Филиппа – в деда – удалась рябенькой и рыжеватой; Алиса же, как на грех, с каждым годом все больше напоминала Симона: те же широко расставленные серые глаза, та же складка губ. Будто из глубины давней горькой памяти проступали на детском, девичьем лице черты ненавистного врага. Отправить бы Алису на север, к отцовой родне, на попечение ее дяди Амори, но – Бигорра…
Впрочем, то заботы графа Бернарта и его сестры, графини Петрониллы; а у детей, покамест не выросли, совершенно иные тревоги.
Филиппа, чинно сидя на лавке в углу псарни, обучает Песьего Бога разным премудростям – как тому надлежит являть покаяние, что говорить попам, как поступать в храме и в чем состоит благочестие. Алиса же возится со щенками и почти не слушает.
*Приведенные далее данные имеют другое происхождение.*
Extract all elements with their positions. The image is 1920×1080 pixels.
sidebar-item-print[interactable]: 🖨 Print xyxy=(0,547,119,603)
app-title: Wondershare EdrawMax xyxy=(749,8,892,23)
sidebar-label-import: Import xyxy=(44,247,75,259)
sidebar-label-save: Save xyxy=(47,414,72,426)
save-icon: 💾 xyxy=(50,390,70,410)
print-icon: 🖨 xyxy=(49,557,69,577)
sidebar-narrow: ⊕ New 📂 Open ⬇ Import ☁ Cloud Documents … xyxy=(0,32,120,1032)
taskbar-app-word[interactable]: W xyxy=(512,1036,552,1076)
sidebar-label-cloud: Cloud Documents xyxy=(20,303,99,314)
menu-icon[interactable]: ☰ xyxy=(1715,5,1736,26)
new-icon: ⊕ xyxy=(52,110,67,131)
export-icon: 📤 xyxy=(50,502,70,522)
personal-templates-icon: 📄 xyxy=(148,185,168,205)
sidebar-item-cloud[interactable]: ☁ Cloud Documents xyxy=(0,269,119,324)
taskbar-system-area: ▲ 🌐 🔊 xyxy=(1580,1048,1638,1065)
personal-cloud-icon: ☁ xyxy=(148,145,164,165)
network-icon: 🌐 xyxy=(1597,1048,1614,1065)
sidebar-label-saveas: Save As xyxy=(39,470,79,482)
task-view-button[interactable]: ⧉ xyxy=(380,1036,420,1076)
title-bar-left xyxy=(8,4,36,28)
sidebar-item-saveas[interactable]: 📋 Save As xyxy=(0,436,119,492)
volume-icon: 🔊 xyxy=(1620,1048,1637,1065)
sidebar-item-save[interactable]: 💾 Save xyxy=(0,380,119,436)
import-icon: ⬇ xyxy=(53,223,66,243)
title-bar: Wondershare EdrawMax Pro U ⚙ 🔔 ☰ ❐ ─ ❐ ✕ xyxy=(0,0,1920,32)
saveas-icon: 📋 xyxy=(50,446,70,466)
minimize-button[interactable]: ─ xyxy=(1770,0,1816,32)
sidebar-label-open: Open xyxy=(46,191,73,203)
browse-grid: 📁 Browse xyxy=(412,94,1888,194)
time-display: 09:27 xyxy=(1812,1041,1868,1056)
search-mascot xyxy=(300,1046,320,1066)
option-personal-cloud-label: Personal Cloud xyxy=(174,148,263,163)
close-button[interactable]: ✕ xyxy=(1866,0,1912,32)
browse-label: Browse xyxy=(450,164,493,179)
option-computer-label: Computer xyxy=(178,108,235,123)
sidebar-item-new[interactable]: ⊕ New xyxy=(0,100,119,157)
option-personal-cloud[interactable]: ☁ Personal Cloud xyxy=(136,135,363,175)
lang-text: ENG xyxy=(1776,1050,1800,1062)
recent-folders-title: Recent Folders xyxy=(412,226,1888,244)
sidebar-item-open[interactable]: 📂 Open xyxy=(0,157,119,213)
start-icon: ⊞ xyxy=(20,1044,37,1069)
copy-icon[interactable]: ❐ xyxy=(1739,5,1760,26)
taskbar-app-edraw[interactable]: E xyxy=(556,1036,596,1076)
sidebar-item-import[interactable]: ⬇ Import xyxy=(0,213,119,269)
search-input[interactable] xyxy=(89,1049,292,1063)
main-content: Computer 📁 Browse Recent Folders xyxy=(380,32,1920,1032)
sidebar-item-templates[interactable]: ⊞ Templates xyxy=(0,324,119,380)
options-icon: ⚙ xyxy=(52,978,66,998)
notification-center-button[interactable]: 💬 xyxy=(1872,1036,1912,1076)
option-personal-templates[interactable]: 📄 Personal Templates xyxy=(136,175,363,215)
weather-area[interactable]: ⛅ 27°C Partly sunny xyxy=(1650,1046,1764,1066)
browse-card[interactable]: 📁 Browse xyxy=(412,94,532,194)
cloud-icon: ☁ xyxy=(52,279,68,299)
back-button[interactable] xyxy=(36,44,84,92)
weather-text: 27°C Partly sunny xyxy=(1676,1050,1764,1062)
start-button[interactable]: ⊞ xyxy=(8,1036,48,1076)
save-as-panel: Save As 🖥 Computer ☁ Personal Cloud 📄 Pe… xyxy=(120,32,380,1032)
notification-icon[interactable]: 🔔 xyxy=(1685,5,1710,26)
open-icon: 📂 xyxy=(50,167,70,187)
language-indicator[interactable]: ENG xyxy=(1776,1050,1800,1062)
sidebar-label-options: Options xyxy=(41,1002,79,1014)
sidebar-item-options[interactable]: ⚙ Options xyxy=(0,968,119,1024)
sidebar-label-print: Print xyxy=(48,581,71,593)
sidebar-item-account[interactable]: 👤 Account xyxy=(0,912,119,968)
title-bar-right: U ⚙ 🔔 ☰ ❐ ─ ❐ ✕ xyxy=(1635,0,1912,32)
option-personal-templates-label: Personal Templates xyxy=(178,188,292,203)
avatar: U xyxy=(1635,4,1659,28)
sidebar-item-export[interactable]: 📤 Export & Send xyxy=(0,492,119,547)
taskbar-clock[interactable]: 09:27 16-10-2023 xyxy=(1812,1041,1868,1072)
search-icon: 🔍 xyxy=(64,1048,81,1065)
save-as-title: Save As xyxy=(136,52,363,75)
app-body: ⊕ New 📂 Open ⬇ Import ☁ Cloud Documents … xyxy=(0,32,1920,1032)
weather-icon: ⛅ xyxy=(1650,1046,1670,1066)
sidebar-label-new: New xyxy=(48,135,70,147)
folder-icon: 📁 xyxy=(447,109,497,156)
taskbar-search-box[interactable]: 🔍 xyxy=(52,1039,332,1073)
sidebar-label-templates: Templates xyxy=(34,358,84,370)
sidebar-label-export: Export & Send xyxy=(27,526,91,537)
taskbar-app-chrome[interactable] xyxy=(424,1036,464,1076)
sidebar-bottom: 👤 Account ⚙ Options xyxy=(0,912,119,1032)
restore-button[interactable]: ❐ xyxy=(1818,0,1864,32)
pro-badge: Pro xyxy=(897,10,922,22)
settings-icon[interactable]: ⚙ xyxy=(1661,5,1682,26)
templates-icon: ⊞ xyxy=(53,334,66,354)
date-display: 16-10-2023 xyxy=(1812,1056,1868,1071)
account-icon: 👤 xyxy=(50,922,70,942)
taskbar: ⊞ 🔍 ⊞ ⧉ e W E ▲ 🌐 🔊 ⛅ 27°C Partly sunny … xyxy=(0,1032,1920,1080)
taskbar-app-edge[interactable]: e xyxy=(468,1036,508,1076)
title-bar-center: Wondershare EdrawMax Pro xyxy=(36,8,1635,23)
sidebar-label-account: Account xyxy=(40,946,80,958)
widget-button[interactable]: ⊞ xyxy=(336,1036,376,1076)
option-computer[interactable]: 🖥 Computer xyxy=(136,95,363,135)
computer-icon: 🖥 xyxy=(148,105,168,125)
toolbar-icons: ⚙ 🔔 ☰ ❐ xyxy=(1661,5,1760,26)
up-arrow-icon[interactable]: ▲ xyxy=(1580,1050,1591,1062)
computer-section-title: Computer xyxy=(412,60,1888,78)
Песий Бог, без шапки, глядит на важничающую Филиппу, помаргивает и улыбается – глуповато, стариковски.
Алиса вдруг перебивает:
– Как это тебе пришло в голову хоронить пса под крестом?
Щенки ползают по ее коленям, грызут ей пальцы; Алиса морщится.
– Полюбился ей пес… – начинает псарь.
– А я ходила на эту могилу, – говорит Алиса. – Там хорошо… Только грустно.
– А как плакала, бедная, когда щеночек издох! – умиляясь, вспоминает безносый псарь свою госпожу и обтирает шапкой потную плешь. – Так убивалась! Я ей сдуру рассказал еще, что собаки людям кровная родня через мессена дьявола.
– Не смей так говорить! – вскидывается Филиппа. – Кто только научил тебя этой гадости?
Псарь вздыхает.
– Когда-то давно добрые люди учили, а я и запомнил… Говорили, помню, родством объясняется собачья привязанность к людям… А ведь так оно и есть: собака – скотина, вроде бы, неразумная, без души, а вдали от человека жить не станет, повсюду за хозяином ходит…
– Вздор! – говорит Филиппа. – Мессен дьявол тут ни при чем.
– А кто при чем? – любопытствует Алиса.
– Давным-давно… – начинает Филиппа.
Псарь садится на пол – слушать. Щенки перебираются от Алисы к псарю и, заблудившись в соломе, громко пищат.
– …жил в пустыне один святой отшельник, – не обращая внимания на всю эту возню, продолжает Филиппа. – И когда стал он немощен, пришел к нему лев и прислуживал старцу. Лев все для него делал…
– Вовсе не так было, – встревает Алиса. Не может слушать долго, не вставив словечка-другого, и на все-то у нее заготовлено собственное мнение. – Это совсем не такая история. Она не про старца, а про одного рыцаря, Гольфье де ла Тура. Этот рыцарь бился в Палестине против неверных сарацин, давным-давно, и вот однажды спас он льва от ядовитой змеи…
Но не так-то просто сбить Филиппу с мысли. Тряхнув головой, она упрямо ведет историю дальше:
– И когда старец заболел и умер, лев пришел на его могилу и там плакал совсем как человек и ничего не ел, и так издох поразительным и прискорбным образом.